Experimentó encontrados sentimientos. Le era grato volverla a ver. Halagaba su vanidad masculina y removía el recuerdo de sus sentidos la reaparición de Gladys. Pero le asustaba hallarse con aquella mujer en los brazos. Sentía la cobardía de los egoístas, que temen echarse encima una carga. Las primeras entrevistas fueron, con todo, apasionadas y felices. Como si le adivinara el pensamiento, Gladys le tranquilizó, diciendo:

—Me vo y a estar contigo unos diítas. ¡Para lo que tengo que hacer! ¡Lo que es con esta voz no puede buscar contratas!

Lo decía sonriente, -animosa, como si tuviera resuelto el problema de la vida. Y él mentalmente se decía, cual si le hubieran quitado un peso de encima: «¡Bah, unos días!»

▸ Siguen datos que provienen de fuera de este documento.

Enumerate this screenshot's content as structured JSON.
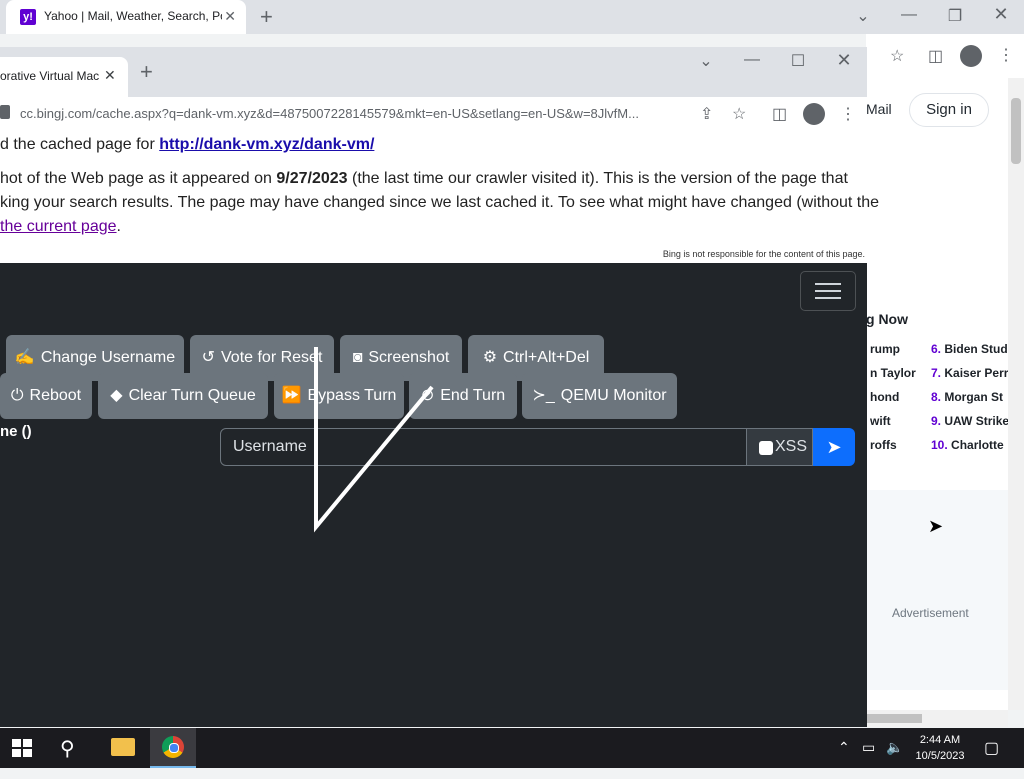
{
  "back_browser": {
    "tab_title": "Yahoo | Mail, Weather, Search, Po",
    "favicon_letter": "y!",
    "mail_label": "Mail",
    "signin_label": "Sign in",
    "trending_heading": "g Now",
    "trending_left": [
      "rump",
      "n Taylor",
      "hond",
      "wift",
      "roffs"
    ],
    "trending_right": [
      {
        "num": "6.",
        "label": "Biden Stud"
      },
      {
        "num": "7.",
        "label": "Kaiser Perr"
      },
      {
        "num": "8.",
        "label": "Morgan St"
      },
      {
        "num": "9.",
        "label": "UAW Strike"
      },
      {
        "num": "10.",
        "label": "Charlotte"
      }
    ],
    "advertisement": "Advertisement"
  },
  "front_browser": {
    "tab_title": "orative Virtual Mac",
    "address": "cc.bingj.com/cache.aspx?q=dank-vm.xyz&d=4875007228145579&mkt=en-US&setlang=en-US&w=8JlvfM..."
  },
  "cache_banner": {
    "line1_prefix": "d the cached page for ",
    "line1_link": "http://dank-vm.xyz/dank-vm/",
    "line2_prefix": "hot of the Web page as it appeared on ",
    "line2_date": "9/27/2023",
    "line2_suffix": " (the last time our crawler visited it). This is the version of the page that",
    "line3": "king your search results. The page may have changed since we last cached it. To see what might have changed (without the",
    "line4_link": " the current page",
    "line4_suffix": ".",
    "note": "Bing is not responsible for the content of this page."
  },
  "vm": {
    "buttons_row1": [
      {
        "icon": "✍",
        "label": "Change Username"
      },
      {
        "icon": "↺",
        "label": "Vote for Reset"
      },
      {
        "icon": "◙",
        "label": "Screenshot"
      },
      {
        "icon": "⚙",
        "label": "Ctrl+Alt+Del"
      }
    ],
    "buttons_row2": [
      {
        "icon": "⏻",
        "label": "Reboot"
      },
      {
        "icon": "◆",
        "label": "Clear Turn Queue"
      },
      {
        "icon": "⏩",
        "label": "Bypass Turn"
      },
      {
        "icon": "⊘",
        "label": "End Turn"
      },
      {
        "icon": "≻_",
        "label": "QEMU Monitor"
      }
    ],
    "username_label": "ne ()",
    "chat_placeholder": "Username",
    "xss_label": "XSS"
  },
  "taskbar": {
    "time": "2:44 AM",
    "date": "10/5/2023"
  }
}
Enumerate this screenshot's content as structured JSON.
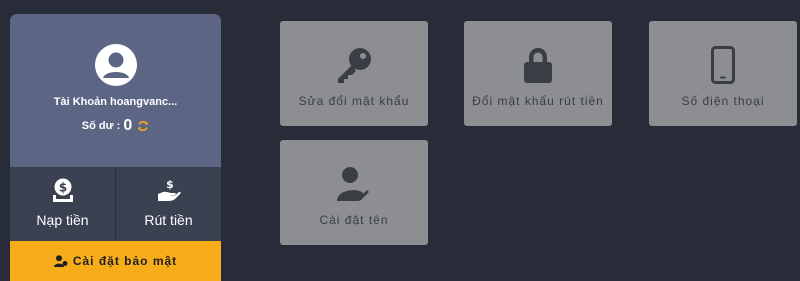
{
  "account": {
    "name": "Tài Khoản hoangvanc...",
    "balance_label": "Số dư :",
    "balance_value": "0"
  },
  "actions": {
    "deposit_label": "Nạp tiền",
    "withdraw_label": "Rút tiền"
  },
  "security": {
    "label": "Cài đặt bảo mật"
  },
  "tiles": [
    {
      "label": "Sửa đổi mật khẩu",
      "icon": "key-icon"
    },
    {
      "label": "Đổi mật khẩu rút tiền",
      "icon": "lock-icon"
    },
    {
      "label": "Số điện thoại",
      "icon": "phone-icon"
    },
    {
      "label": "Cài đặt tên",
      "icon": "user-edit-icon"
    }
  ],
  "colors": {
    "background": "#282c39",
    "account_header": "#5c6584",
    "action_bg": "#3a4151",
    "accent": "#f7ac1a",
    "tile_bg": "#8c8e92",
    "tile_icon": "#3a3d44"
  }
}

Eugenio se sentía orgulloso acompañando a aquella mujer fina y elegante, que le envidiaban los hombres; mas al propio tiempo su estrechez de ánimo burguesa le inspiraba un vago malestar por la exhibición de aquella intimidad irregular. A veces deseaba que Gladys se fuera; otras veces se dejaba llevar del encanto de su compañía sin pensar en lo futuro, viviendo intensamente el minuto presente.

Daban largos paseos. A Gladys la encantaba el Parque del Oeste. Correteaban por allí como dos novios o como dos recién casados, entre las familias burguesas y las niñeras y los chicos, que usufructúan el parque, al que no ha aprendido a ir el Madrid elegante. Una tarde, Gladys, más animada que de ordinario, se fue quedando pensativa. Parecía madurar una resolución. Por fin habló.

—¡Qué hermoso es este cielol— dijo—. Tú no sabes lo que me gusta Madrid. De buena gana me quedaría. Mira, yo necesito muy poco. ¡Si tú quisieras!... Como lo he tenido todo, me acomodaría a vivir como una modistilla... Sería bonito, ¿verdad?

Era lo que él temía. Empezó a balbucir torpes excusas, a lamentar su pobreza de un modo forzado y frío. Apenas ganaba para sostenerse. Ella no podría acostumbrarse a la pobreza. En realidad, no decía todo su pensamiento. Gladys le gustaba, sí; le enorgullecía el amor o el capricho de aquella mujer elegante, distinguida, que tenía además la aureola de las tablas. Pero ¡cargar con ella, sacrificarse, renunciar a la esperanza de una boda con una muchacha rica! Eso, no.

Ella le escuchaba, triste y desencantada, mirándole profundamente, con una sonrisa extraña. Al cabo le interrumpió con un movimiento de orgullo:

—¡Déjalo! ¡No te apuresl ¡Qué importa! ¡Para lo que hemos de vivir ! ¡Qué hermoso es este cielo!—volvió a decir, tras una pausa, contemplando la puesta de Sol, que incendiaba en púrpuras oros y violetas el horizonte.

Regresaron silenciosos, cohibidos, cambiando alguna breve e insignificante palabra, como para disimular aquel silencio que los alejaba a uno del otro. La ilusión estaba rota.

* * *

«¡Para lo que hemos de vivir!» Aquellas últimas palabras de Gladys, dichas con acento amargo y doloroso, resonaron trágicamente en el alma de Eugenio, cuando al día siguiente se enteró de que Gladys estaba moribunda. La había atropellado un automóvil. ¿Fue una desgracia casual? ¿Fue un disimulado suicidio? Cuando Eugenio la vio no podía ya hablar. Pero le parecía estarla viendo en el parque y oírla: «¡Para lo que hemos de vivir!... ¡Yo no he vivido mucho!» Y un dolor infinito, que no hubiera sospechado, le acusaba de no haber sido generoso, de no haber tenido el valor de amar.